Memory of Chatterton’s claims has all but vanished from the mainstream media. When the political website Talking Points Memo brought up the allegation in the context of Linda’s 2010 run for Senate in Connecticut, the McMahons’ longtime lawyer, Jerry McDevitt, brought the hammer down.

“Make no mistake,” McDevitt told the TPM reporter when she asked for comment, “if those false allegations are repeated now and again, Mr. McMahon will pursue all available remedies against those associated with this smear job.” TPM ran the post, but didn’t pursue the story further.

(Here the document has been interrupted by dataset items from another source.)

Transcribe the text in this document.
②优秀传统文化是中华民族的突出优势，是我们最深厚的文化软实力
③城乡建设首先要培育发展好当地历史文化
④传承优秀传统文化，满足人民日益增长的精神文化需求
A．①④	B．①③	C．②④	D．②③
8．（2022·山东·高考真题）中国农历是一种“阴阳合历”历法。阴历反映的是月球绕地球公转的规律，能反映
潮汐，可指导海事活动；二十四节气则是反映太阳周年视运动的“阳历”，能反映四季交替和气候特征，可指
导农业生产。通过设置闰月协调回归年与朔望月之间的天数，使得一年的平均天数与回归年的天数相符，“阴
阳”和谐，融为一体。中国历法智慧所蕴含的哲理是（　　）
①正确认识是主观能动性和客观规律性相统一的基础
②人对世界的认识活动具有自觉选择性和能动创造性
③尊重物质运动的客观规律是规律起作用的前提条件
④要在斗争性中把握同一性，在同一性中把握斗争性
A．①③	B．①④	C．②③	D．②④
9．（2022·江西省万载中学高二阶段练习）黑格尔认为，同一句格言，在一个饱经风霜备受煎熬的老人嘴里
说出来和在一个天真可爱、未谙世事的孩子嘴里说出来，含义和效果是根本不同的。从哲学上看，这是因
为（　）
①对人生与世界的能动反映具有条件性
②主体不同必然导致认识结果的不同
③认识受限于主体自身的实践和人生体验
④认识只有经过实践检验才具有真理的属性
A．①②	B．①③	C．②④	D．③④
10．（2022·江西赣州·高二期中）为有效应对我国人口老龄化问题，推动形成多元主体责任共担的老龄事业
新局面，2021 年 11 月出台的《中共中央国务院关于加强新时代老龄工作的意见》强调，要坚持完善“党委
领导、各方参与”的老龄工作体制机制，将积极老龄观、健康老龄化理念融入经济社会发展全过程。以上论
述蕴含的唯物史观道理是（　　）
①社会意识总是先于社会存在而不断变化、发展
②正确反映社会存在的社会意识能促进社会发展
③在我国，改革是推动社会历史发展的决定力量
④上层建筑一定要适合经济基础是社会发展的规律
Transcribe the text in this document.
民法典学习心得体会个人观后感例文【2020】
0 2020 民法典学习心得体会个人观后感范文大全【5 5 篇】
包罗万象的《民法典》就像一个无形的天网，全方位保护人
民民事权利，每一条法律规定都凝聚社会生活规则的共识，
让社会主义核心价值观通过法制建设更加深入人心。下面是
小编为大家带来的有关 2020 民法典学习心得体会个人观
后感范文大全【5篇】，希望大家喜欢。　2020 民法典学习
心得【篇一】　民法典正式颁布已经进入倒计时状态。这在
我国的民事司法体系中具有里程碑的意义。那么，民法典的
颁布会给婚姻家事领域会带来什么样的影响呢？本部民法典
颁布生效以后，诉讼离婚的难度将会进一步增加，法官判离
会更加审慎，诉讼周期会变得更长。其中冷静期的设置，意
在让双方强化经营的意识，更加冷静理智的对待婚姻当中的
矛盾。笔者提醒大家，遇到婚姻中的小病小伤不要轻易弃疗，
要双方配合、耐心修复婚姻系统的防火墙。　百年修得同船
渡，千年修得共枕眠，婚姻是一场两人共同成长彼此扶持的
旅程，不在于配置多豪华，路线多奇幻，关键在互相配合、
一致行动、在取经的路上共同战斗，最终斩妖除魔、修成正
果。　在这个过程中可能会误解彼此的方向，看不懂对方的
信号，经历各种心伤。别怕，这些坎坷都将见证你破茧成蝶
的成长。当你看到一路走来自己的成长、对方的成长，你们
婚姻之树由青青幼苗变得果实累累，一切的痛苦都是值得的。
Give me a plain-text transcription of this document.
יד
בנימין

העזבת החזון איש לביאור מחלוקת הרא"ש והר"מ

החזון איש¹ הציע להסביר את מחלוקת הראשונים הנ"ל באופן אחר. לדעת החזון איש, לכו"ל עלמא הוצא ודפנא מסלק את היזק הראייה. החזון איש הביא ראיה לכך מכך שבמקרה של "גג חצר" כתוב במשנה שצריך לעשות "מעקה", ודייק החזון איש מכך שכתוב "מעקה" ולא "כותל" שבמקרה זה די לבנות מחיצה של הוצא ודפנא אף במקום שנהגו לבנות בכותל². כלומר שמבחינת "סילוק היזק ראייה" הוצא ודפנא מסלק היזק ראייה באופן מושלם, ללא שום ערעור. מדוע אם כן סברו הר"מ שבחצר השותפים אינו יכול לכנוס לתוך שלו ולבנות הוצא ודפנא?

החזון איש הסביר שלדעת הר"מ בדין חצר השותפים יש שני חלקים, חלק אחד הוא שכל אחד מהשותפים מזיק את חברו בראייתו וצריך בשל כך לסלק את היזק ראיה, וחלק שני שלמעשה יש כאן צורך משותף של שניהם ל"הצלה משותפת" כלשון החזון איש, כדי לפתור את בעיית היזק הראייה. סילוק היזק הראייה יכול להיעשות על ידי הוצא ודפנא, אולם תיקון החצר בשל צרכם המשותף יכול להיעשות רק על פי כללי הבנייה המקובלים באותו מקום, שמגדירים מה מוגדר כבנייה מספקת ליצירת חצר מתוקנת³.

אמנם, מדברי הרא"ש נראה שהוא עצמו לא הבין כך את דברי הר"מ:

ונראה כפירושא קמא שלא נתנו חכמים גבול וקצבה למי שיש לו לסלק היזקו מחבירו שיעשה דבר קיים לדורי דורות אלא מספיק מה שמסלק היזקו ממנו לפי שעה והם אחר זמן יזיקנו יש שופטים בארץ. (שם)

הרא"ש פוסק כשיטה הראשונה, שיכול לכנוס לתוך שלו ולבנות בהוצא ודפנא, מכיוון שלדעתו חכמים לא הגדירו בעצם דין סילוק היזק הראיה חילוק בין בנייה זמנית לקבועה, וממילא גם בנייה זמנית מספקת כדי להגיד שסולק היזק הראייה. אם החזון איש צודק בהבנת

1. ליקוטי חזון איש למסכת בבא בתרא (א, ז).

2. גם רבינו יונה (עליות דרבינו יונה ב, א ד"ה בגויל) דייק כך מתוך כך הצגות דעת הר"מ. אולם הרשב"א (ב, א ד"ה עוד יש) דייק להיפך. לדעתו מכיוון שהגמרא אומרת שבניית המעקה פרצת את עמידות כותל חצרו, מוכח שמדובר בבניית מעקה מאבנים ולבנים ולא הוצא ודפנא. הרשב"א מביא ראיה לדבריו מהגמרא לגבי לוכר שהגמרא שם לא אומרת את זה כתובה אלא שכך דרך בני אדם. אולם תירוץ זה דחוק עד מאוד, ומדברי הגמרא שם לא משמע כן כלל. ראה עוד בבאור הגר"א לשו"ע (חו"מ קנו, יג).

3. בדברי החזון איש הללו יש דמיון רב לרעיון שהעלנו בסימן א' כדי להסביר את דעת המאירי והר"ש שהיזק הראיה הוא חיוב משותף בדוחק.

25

Now, with McMahon facing renewed scrutiny for alleged sexual misconduct, Chatterton is cautiously hopeful that the man might face consequences.

“He’s not gonna pay for what he did to me,” she says. But she’s glad the hush-money allegations are coming to light. “Now this girl’s come forward,” Chatterton says of the paralegal whose friend sent the initial emails to the WWE board, “and I’m sure others will come forward. Because we’re not the only two. There’s not a doubt in my mind about that.”

Chatterton pauses and thinks for a second. She chuckles a little.

“As far as wrestling goes, I guess I’m the first in a lot of things,” she says. “As far as I know, I’m the first to come out with the whole issue of what a scumbag he is.”

Inzitari, too, sees storm clouds ahead for his onetime employer.

“I’ll tell you why I’m hopping on the bandwagon now,” the former grappler tells me. “There’s worse stuff than that.”

Abraham Riesman is the author of Ringmaster: Vince McMahon and the Unmaking of America, which will be published by Simon & Schuster in March 2023.